The asteroid Bennu contains traces of water and is far more rugged than originally predicted, according to the first new scientific data retrieved from the OSIRIS-REx space mission.
"A lot of the uncertainty has been removed about this mission," said OSIRIS-REx Principal Investigator and University of Arizona Professor of Planetary Science Dante Lauretta, who was among the UA and NASA scientists delivering the news via livestream from the fall meeting of the American Geophysical Union.
The spacecraft OSIRIS-REx discovered hydrated minerals on Bennu's surface. For hydrated minerals to form, it takes regular minerals coming in contact with water at some point.
"These hydrated minerals have evidence of liquid water in Bennu's past," said Amy Simon, deputy instrument scientist for the OSIRIS-REx mission. "It's one of the things we were hoping to find.... We're super excited."
OSIRIS-REx found these minerals with spectral analysis from its OVIRS and OTES cameras. The cameras, infrared and thermal, respectively, examined the asteroid's surface prior to orbit.
"The thing to remember about both of these instruments is that they are not images, they're point spectrometers," Simon said. "So whatever spot we're looking at on the surface, we're not making an image, we're seeing the spectrum of everything in that spot."
Lauretta proudly announced the first "mission success criteria" for OSIRIS-REx has been completed: a rendezvous with asteroid Bennu. However, discoveries received from this first mission success criteria may prove the second criteria more difficult to complete than previously thought: contacting the asteroid surface and collecting a sample to return to Earth.
"Certainly it's a little more rugged of an environment than we had expected," Lauretta said. "I would say the one area we were surprised by the asteroid, and where the challenge ahead lies at, is we were working towards one boulder on the order of 10 meters—we've got hundreds of boulders on the order of 10 meters."
Initial views even located a boulder on Bennu roughly 50 meters large. Lauretta described the asteroid as similar to a pile of rubble, and hypothesized it possibly came from a much larger asteroid.
"I want to emphasize, these are still the really early days of the mission," Lauretta said. "We have a lot of days of research ahead of us."
The average grain size of the dust on Bennu remains to determined, but is predicted to be on the centimeter scale.
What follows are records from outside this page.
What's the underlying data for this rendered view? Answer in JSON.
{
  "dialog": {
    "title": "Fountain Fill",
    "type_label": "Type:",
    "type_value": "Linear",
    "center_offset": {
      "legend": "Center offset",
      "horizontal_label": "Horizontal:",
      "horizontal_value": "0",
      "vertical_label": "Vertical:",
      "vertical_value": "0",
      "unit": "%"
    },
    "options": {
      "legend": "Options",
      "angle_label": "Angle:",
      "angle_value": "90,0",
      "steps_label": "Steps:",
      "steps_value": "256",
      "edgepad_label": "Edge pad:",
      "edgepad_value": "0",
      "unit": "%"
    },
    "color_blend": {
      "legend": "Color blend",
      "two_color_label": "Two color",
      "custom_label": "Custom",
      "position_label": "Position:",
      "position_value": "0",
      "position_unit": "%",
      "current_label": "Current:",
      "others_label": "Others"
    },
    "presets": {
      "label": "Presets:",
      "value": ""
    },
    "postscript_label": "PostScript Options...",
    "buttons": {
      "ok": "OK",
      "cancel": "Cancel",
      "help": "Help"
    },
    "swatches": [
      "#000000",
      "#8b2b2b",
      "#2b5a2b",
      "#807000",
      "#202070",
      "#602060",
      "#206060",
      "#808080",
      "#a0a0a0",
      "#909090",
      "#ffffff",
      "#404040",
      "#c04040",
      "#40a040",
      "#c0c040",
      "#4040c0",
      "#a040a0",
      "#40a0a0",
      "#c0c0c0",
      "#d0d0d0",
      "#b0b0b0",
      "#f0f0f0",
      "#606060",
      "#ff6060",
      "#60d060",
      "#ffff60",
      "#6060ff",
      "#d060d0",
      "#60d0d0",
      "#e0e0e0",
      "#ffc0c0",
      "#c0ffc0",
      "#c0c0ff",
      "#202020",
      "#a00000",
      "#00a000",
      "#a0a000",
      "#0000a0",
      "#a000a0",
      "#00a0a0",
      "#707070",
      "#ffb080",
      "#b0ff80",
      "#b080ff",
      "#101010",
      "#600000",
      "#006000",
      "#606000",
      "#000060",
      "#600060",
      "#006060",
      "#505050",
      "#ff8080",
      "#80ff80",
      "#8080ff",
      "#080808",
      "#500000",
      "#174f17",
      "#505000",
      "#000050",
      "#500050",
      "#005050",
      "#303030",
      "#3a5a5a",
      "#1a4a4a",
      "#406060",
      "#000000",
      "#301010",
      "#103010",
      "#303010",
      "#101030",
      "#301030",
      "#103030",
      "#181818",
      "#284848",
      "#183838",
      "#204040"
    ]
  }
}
So far, OSIRIS-REx has captured pictures of Bennu at a resolution of 33 centimeters per pixel, but the spacecraft will soon upgrade to pictures at only five centimeters per pixel, and then eventually upgrade again to pictures at less than a centimeter per pixel.
Already, with their comparatively low-quality resolution, scientists are seeing basins on Bennu's surface (which might actually be impact craters from asteroid collisions) that may prove stable enough to be sample-collection sites.
OSIRIS-REx will not be landing directly on Bennu to collect cosmic samples. Instead, the spacecraft will perform a very close flyby, and blast the asteroid with gas to knock loose rocks and dust. A robotic arm will then extend and touch Bennu for roughly five seconds to gather up to two kilograms of samples.
Only at the precipice of scientific discoveries, many years of information coming from OSIRIS-REx and Bennu are soon to follow. On the near horizon, however, is for OSIRIS-REx to fully orbit Bennu, becoming the smallest object ever orbited by a spacecraft. This is planned for New Year's Eve.
"Bennu is proving to be just the asteroid we were hoping it would be," said Jeff Grossman, OSIRIS-REx program scientist.